Además, como de costumbre, es capaz de caracterizar de una pieza a personajes que se nos quedan grabados en la memoria, en esta ocasión santos y empedernidos bebedores: Pifa Corredera, guía ocasional, acordeonista, con la cabeza a pájaros; el funambulista Jaime de la Chana, en el punto exacto de la inspiración, en el quicio de los efectos subitivos y bajativos del alcohol; Cristina, pionera y excéntrica, librepensadora y cosmopolita de pueblo, recitando en uno de sus derrotes melancólicos a Ángel González y dictando luego su testamento parrendero y epicúreo; los esquiladores polacos con sus máquinas eléctricas descoyuntadas pelando ovejas en un plisplás…

A través de los cuentos, por añadidura, se nos ofrece un recorrido diacrónico que se remonta a la Orden del Císter, “la primera multinacional europea de la cerveza”. Y aún más atrás, a civilizaciones antiguas, como la sumeria o la egipcia. Y luego la celtíbera: vacceos, pelendones o arévacos (la caelia numantina). Plagado, además, de un anecdotario harto curioso. Así, por caso, nos remite a la impar visionaria y mística Hildegarda de Bingen, que según parece, al incorporar el lúpulo al líquido hasta entonces dulzón le confirió “el toque amargo tan característico y definitivo”.

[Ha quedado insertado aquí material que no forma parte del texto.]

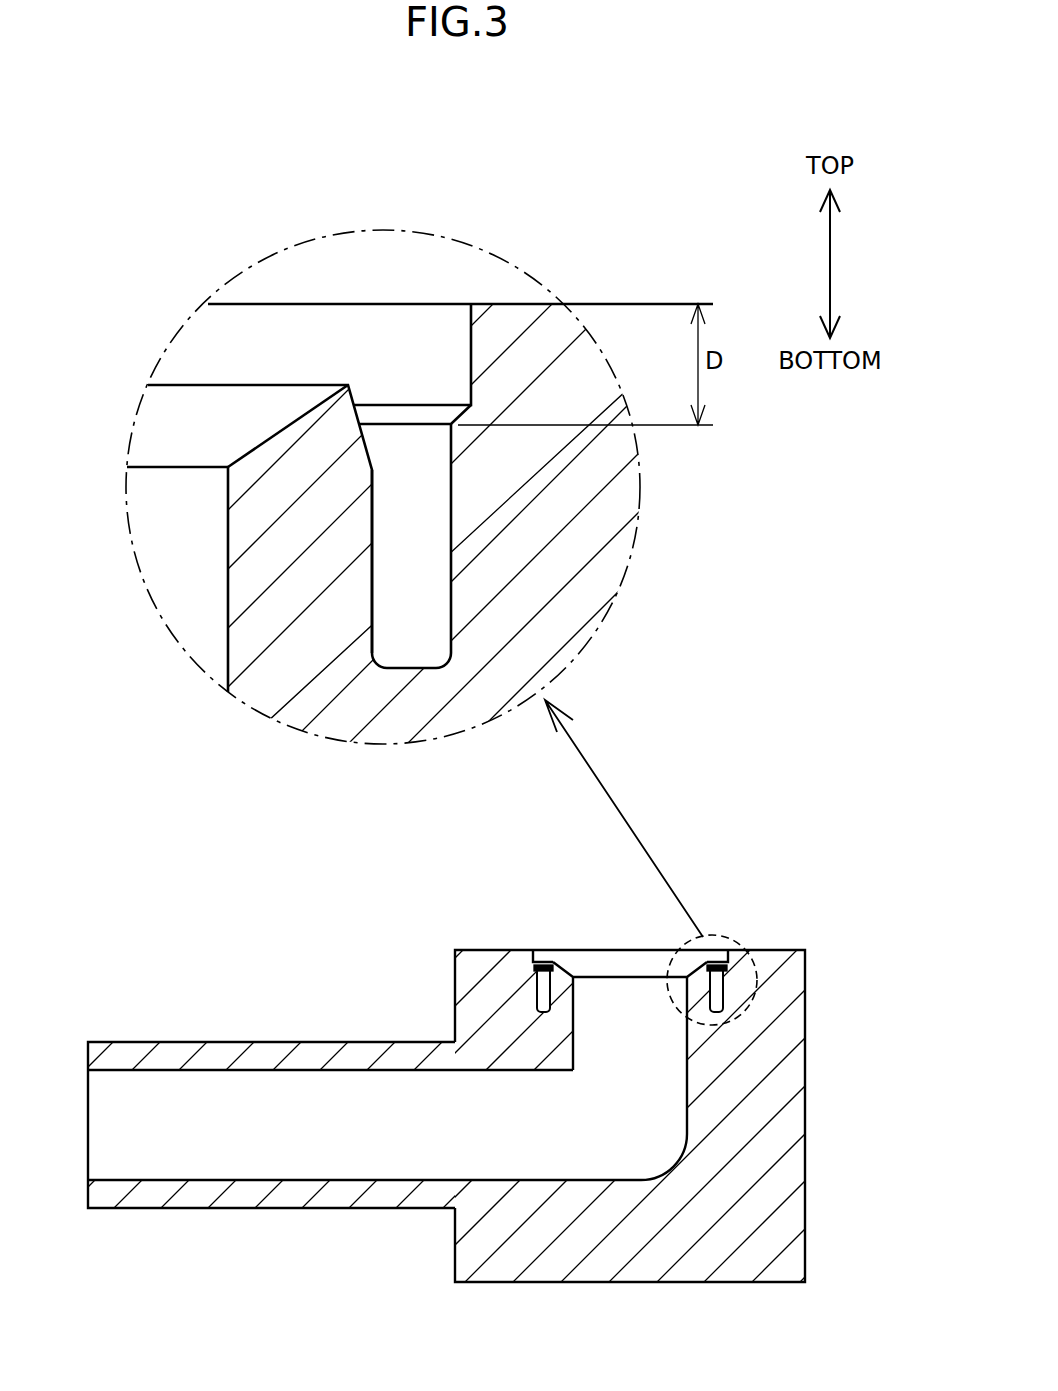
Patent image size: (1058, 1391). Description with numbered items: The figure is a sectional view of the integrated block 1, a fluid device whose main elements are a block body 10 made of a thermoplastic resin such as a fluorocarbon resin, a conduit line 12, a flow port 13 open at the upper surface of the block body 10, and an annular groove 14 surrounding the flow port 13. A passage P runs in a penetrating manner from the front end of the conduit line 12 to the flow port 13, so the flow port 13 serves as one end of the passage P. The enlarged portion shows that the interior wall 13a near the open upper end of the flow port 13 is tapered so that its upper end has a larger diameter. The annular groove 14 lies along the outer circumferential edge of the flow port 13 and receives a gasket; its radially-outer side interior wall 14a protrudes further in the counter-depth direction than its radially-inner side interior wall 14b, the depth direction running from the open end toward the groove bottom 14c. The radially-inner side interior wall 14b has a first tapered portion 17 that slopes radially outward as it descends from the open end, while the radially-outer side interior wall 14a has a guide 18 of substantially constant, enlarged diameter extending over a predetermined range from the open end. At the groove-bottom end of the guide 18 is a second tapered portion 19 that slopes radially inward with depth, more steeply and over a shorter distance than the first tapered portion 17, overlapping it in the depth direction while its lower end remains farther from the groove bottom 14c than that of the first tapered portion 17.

The integrated block 1 is at (529, 1030).
The block body 10 is at (593, 1285).
The conduit line 12 is at (233, 1210).
The flow port 13 is at (228, 535).
The interior wall 13a is at (262, 431).
The annular groove 14 is at (728, 952).
The radially-outer side interior wall 14a is at (450, 551).
The radially-inner side interior wall 14b is at (373, 562).
The groove bottom 14c is at (403, 667).
The first tapered portion 17 is at (356, 400).
The guide 18 is at (471, 352).
The second tapered portion 19 is at (462, 416).
The passage P is at (225, 1123).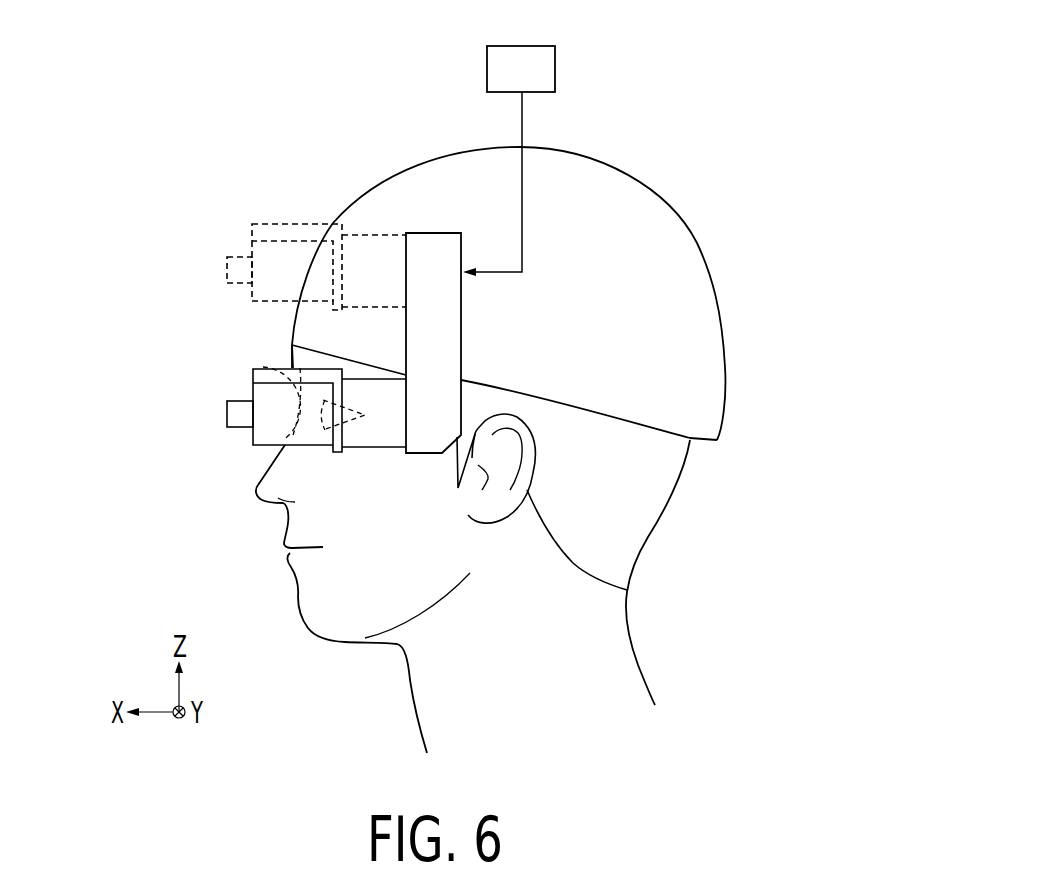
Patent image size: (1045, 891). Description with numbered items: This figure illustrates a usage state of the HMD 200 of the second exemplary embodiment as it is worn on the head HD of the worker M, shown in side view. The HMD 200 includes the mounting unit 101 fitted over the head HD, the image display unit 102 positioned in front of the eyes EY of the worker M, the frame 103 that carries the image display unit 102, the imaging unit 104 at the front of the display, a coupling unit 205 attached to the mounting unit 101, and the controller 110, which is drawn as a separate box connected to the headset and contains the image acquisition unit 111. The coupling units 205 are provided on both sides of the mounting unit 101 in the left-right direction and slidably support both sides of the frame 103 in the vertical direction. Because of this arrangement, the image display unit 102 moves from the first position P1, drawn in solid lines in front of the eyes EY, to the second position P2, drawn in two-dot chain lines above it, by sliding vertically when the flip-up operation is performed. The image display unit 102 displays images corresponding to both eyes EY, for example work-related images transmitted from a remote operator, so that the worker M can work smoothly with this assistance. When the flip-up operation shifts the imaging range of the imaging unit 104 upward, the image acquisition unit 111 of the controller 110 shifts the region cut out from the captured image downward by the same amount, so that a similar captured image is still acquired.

Como es natural, antes de abrir el libro no podemos por menos que ir hasta la nevera a por un botellín bien frío –de cerveza artesanal, claro, y anda que por suerte no hay ahora oferta amplia, sin ir más lejos, en nuestra Comunidad- para acompañar, de paso, la invitación inicial a la caminata, e ir escanciándolo sorbo a sorbo, narración a narración. Se debe perseverar entre cuento y cuento con trigueña clara, rubia, tostada o negra, si bien es recomendable acabar achispado, pero no cocido de todas. De esa manera, cuando cerremos este libro misceláneo, escrito como en trance, a gollete, construido “con pequeñas teselas como si  conformaran un mosaico, mezclando el apunte literario, la crónica y el relato” iremos para celebrarlo a por la penúltima, para sentir en el paladar el regusto de una prosa “chispeante e imaginativa”, de buena ley, con la densidad cereal de la malta y la pizca leve de acíbar del lúpulo. Goliardos al poder (perdón, al barril). Arriba la birra. Salud.